Its potash mine locations are:
- Carlsbad, New Mexico
- Belle Plaine, Saskatchewan
- Colonsay, Saskatchewan
- Esterhazy, Saskatchewan K1
- Esterhazy, Saskatchewan K2
- Esterhazy, Saskatchewan K3

===Phosphate===
Mosaic has about 16.8 million tons of operational capacity for finished concentrated phosphates. The company is the largest producer of finished phosphate products with an annual capacity greater than the next two largest producers combined. It has a global distribution network made up of plants, port facilities, warehouses, and sales offices. In 2013, Mosaic produced 7.6 million tons of concentrated phosphate crop nutrients and over 15 million tons of phosphate rock production. In October 2013, Mosaic reached an agreement to purchase the phosphate operations of CF Industries for US$1.4 billion, which eliminates the need for Mosaic to spend an additional billion dollars to build a processing facility in Hardee County, Florida, to process the rock from the mines in the area.

Phosphate mines are located in the Bone Valley formation of the Peace River watershed in Central Florida:
- Fort Meade
- South Pasture
- Four Corners
- Wingate Creek
- Fort Lonesome(Closed)

Mosaic owns a 25% stake in the Ma'aden Wa'ad Al Shamal Phosphate Company joint venture in Saudi Arabia.

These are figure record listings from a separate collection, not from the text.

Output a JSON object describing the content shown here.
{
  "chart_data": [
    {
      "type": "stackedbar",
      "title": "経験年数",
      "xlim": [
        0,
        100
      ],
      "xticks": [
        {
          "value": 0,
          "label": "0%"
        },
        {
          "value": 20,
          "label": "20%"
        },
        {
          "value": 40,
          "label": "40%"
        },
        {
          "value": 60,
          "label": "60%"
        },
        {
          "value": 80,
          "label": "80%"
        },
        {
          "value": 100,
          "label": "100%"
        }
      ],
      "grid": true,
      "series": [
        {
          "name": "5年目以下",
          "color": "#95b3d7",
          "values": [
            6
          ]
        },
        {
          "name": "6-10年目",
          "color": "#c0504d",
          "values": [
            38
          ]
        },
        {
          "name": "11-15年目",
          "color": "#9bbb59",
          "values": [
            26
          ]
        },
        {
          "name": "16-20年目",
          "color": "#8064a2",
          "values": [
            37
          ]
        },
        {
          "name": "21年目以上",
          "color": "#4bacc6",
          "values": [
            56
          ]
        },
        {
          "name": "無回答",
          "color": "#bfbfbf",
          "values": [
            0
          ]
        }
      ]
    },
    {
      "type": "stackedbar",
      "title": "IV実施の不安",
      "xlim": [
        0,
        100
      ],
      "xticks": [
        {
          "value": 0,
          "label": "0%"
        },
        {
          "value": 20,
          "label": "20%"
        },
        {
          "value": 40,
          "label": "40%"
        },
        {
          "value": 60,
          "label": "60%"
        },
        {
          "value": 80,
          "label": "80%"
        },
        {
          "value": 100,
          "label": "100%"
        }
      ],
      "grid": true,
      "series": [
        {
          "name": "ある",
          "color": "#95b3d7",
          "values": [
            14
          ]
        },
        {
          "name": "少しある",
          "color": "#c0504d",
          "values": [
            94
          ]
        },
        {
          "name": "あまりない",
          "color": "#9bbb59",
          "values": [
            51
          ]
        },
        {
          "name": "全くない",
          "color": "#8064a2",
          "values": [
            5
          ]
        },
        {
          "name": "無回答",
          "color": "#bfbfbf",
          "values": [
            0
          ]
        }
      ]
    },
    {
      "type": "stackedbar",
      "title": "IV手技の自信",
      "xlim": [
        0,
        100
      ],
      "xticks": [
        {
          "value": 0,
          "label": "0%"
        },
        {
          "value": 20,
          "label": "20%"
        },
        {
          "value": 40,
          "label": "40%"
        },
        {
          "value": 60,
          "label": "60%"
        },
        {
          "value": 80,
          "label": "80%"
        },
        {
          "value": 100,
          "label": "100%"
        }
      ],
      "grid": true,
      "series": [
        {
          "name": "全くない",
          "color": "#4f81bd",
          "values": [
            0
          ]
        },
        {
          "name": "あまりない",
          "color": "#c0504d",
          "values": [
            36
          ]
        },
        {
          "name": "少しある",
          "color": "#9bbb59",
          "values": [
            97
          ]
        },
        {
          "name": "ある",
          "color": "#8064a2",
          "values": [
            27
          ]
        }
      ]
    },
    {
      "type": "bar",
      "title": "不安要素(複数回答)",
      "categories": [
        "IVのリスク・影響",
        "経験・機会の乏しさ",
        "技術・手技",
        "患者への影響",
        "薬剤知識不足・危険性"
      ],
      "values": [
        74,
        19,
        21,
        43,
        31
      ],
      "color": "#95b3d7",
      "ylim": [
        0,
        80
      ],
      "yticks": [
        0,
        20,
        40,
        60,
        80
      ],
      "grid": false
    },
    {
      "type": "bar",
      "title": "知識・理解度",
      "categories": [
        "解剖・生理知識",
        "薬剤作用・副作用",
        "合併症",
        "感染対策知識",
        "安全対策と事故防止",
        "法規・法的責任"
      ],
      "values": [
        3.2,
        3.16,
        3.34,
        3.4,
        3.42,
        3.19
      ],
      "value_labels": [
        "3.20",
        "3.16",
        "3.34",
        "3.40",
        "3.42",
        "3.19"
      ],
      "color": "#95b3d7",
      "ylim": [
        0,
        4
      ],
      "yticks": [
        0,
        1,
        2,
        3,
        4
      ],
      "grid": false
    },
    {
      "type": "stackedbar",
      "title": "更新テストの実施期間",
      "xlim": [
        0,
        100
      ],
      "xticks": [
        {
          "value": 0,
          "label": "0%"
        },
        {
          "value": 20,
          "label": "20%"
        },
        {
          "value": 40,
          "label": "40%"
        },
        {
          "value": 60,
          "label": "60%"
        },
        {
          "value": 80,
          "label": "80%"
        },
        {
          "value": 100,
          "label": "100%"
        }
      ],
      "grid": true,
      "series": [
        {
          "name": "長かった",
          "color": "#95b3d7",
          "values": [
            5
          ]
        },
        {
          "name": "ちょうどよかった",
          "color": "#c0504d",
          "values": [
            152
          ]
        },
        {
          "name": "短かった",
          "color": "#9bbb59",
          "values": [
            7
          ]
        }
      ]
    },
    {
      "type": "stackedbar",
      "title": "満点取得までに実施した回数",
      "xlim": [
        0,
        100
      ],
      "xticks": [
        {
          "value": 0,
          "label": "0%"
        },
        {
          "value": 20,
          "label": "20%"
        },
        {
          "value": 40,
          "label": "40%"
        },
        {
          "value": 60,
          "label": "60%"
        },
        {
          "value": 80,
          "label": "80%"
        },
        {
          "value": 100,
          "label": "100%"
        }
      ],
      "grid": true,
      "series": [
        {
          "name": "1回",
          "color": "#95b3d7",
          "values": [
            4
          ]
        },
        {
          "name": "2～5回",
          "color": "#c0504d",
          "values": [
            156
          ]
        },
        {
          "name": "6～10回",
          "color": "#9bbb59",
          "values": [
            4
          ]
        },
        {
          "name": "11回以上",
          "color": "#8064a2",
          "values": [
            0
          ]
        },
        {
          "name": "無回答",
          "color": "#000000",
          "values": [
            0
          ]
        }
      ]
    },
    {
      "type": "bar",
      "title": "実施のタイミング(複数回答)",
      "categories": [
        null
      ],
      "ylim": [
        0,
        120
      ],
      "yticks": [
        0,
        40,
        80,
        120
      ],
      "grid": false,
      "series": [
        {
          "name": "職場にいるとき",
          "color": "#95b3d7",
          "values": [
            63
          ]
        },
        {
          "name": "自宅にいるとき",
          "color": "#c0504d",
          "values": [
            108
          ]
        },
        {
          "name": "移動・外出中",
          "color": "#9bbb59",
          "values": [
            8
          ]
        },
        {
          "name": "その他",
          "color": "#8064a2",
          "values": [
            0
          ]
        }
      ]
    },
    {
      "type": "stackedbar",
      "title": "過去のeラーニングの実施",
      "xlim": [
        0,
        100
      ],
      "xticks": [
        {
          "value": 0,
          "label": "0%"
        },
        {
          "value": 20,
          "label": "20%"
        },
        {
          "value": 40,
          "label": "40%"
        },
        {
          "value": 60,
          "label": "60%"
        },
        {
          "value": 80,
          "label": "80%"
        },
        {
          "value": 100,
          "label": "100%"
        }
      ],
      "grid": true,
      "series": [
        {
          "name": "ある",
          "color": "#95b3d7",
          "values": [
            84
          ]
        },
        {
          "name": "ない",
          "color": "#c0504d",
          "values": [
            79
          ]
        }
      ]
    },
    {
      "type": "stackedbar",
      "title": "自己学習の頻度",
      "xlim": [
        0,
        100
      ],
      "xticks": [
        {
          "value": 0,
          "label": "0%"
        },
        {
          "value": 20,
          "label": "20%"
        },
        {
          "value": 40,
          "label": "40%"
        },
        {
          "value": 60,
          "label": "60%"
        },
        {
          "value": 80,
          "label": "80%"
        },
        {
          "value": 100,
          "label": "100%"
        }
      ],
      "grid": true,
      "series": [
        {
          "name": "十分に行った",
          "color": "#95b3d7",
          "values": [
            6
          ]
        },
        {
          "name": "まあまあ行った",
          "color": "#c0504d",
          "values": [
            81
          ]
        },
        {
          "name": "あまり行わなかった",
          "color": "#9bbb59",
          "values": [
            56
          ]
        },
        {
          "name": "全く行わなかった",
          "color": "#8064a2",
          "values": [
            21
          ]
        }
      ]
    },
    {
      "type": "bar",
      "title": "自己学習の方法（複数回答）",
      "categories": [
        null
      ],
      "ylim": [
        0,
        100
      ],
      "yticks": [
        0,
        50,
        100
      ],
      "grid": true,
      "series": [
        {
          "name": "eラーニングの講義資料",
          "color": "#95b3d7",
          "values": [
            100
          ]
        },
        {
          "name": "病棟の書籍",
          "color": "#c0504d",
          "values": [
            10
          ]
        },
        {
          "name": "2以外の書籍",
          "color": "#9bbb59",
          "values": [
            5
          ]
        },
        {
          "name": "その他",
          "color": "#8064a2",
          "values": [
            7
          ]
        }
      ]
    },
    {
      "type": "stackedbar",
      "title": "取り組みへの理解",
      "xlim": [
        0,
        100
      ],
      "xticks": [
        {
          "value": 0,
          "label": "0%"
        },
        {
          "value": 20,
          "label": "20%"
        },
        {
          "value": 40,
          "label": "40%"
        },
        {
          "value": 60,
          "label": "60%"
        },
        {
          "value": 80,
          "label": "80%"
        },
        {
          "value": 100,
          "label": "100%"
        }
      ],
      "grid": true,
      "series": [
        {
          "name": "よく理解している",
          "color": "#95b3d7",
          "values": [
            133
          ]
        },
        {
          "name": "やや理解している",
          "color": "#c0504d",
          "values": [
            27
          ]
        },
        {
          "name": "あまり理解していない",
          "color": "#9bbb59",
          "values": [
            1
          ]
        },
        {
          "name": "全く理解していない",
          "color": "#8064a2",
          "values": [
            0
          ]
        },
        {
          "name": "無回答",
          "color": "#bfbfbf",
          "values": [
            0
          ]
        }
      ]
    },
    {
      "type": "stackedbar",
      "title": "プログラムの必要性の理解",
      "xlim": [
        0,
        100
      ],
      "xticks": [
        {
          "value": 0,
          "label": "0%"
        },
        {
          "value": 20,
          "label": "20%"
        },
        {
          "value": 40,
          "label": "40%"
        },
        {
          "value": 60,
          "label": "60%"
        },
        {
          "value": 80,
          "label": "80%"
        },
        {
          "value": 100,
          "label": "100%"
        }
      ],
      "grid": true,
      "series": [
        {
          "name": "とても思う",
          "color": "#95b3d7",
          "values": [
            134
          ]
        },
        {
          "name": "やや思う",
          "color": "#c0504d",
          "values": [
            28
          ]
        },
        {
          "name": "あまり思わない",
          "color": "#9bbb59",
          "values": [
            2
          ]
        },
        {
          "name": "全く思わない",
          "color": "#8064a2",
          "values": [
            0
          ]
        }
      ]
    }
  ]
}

With the completion of the Vale Fertilizantes acquisition in January, 2018, an additional five Brazilian phosphate rock mines, four chemical plants, and an additional 40% economic interest in the Miski Mayo mine were purchased.

==Carbon footprint==
The Mosaic Company reported total CO_{2}e emissions (direct + indirect) for 31 December 2020 at 4,920 Kt (+340/+7.4% year-over-year).

The Mosaic Company's total CO_{2}e emissions (direct + dndirect) (in kilotonnes)
| Dec 2018 | Dec 2019 | Dec 2020 |
|---|---|---|
| 5,270 | 4,580 | 4,920 |

==Timeline==

2023
- August: The Mosaic Board of Directors elected Bruce Bodine to succeed Joc O'Rourke as Mosaic's CEO effective January 1, 2024. Bodine was to serve as Mosaic president and a member of the board of directors effective immediately.
2018
- January: Mosaic completed the acquisition of Vale Fertilizantes.
2015
- August: Joc O'Rourke succeeded Jim Prokopanko as Mosaic's president and CEO.
2014
- December: Mosaic acquired Archer Daniels Midland's fertilizer distribution business in Brazil and Paraguay.
- July: Cargill acquired Mosaic's Hersey, Michigan, salt plant.
2013
- November: Mosaic closed the potash operations at the Hersey facility.
2011
- May: Mosaic and Cargill completed a transaction to split off and distribute Cargill's stake in Mosaic.
- January: Mosaic and Cargill agreed to split off and orderly distribute Cargill's stake in Mosaic.
2007
- January: Jim Prokopanko succeeded Fritz Corrigan as president and CEO of Mosaic.
2006
- July: Jim Prokopanko was named Mosaic's chief operating officer.
2004
- October: The Mosaic Company (NYSE: MOS) began trading on the New York Stock Exchange.
- June: Mosaic was announced as the chosen name for the newly formed company.
- January: The crop nutrition business of Cargill, Inc. and IMC Global entered into a definitive agreement to form a new crop nutrition company.